The office worker, or the mind worker as the book calls them, needs maybe 1/10 the amount of food as the physical laborer. You should eat, Wattles asserts, only when you have earned hunger. Not out of habit how we typically eat—but because our body has a genuine need for food.

Personally, I think this makes a lot of sense. What do you think? Do you think that an office worker needs as much food as a construction worker?

Check out the book. While you’re at it, check out this CDC obesity map. The reason I pull the map in is because I’ve been reading articles that totally miss the point that Wattles captures in his book.

The article talks about a set point and body composition being determined by genetics and food quality having always been poor in American’s diets.

But Wattles doesn’t talk about the quality of food at all—he talks about the quantity and the idea of food in general. We shovel food down our throats with a sense of entitlement and pleasure and a lack of awareness of the purpose of food in the first place: to build our body.

He argues that we should stop worrying about whether food is healthy and instead concentrate on the quantity we’re eating, how we’re eating, and whether or not we’re eating consciously and not shoveling. You know the placebo effect, right? Think of eating “bad” food and telling yourself it’s bad. Think about taking a sugar pill and deluding yourself into thinking it’s for your heartburn…and your heartburn goes away. So then how much are you altering the effect the “bad” food has on your body?
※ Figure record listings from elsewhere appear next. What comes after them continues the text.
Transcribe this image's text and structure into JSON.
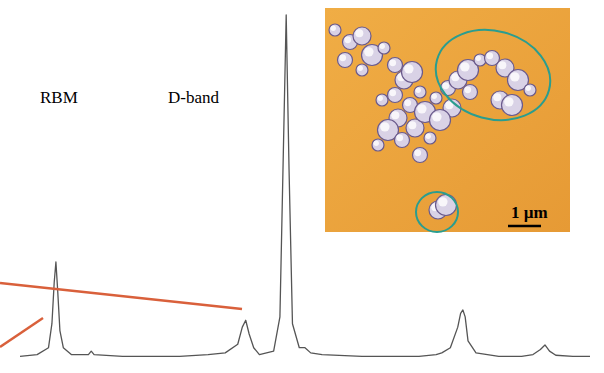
{
  "chart_data": {
    "type": "line",
    "annotations": [
      "RBM",
      "D-band",
      "1 µm"
    ],
    "x": [
      0,
      3,
      5,
      5.6,
      6.0,
      6.3,
      6.6,
      7.0,
      7.6,
      9,
      12,
      12.5,
      13,
      18,
      22,
      28,
      33,
      36,
      38.2,
      39.0,
      39.6,
      40.2,
      41.0,
      42,
      44.5,
      45.6,
      46.2,
      46.7,
      47.2,
      47.8,
      49,
      50,
      51,
      53,
      60,
      70,
      73,
      74,
      75.5,
      76.8,
      77.3,
      77.7,
      78.1,
      78.6,
      80,
      84,
      88,
      90,
      91.3,
      92.1,
      92.9,
      94,
      97,
      100
    ],
    "values": [
      0.5,
      1,
      3,
      10,
      22,
      28,
      20,
      8,
      3,
      1,
      1,
      2,
      1,
      0.5,
      0.5,
      0.5,
      1,
      1.5,
      4,
      9,
      11,
      7,
      3,
      1,
      2,
      12,
      60,
      100,
      55,
      10,
      3,
      3,
      1.5,
      1,
      0.5,
      0.5,
      1,
      1.5,
      3,
      9,
      13,
      14,
      12,
      5,
      1.5,
      0.5,
      0.5,
      1,
      2.5,
      3.8,
      2,
      0.8,
      0.5,
      0.5
    ],
    "color": "#555555",
    "xlim": [
      0,
      100
    ],
    "ylim": [
      0,
      100
    ],
    "tick_labels": false,
    "grid": false
  }
}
Let’s go back to the CDC map and our set point and body composition being determined by genetics as the NY Times article states. It’s pretty compelling. It proves that in the last 15 years we must have developed some sort of gene that makes us overweight or something. That’s the only way to explain it. It has nothing to do our eating habits and lack of activity.

Wattles had two recommendations: eat only when you have earned hunger and chew your food until it is liquid. That obesity chart would start going the other direction if everyone participated in that program.

His writing about the other three things we consciously control is equally compelling. Check out his book and let me know what you think.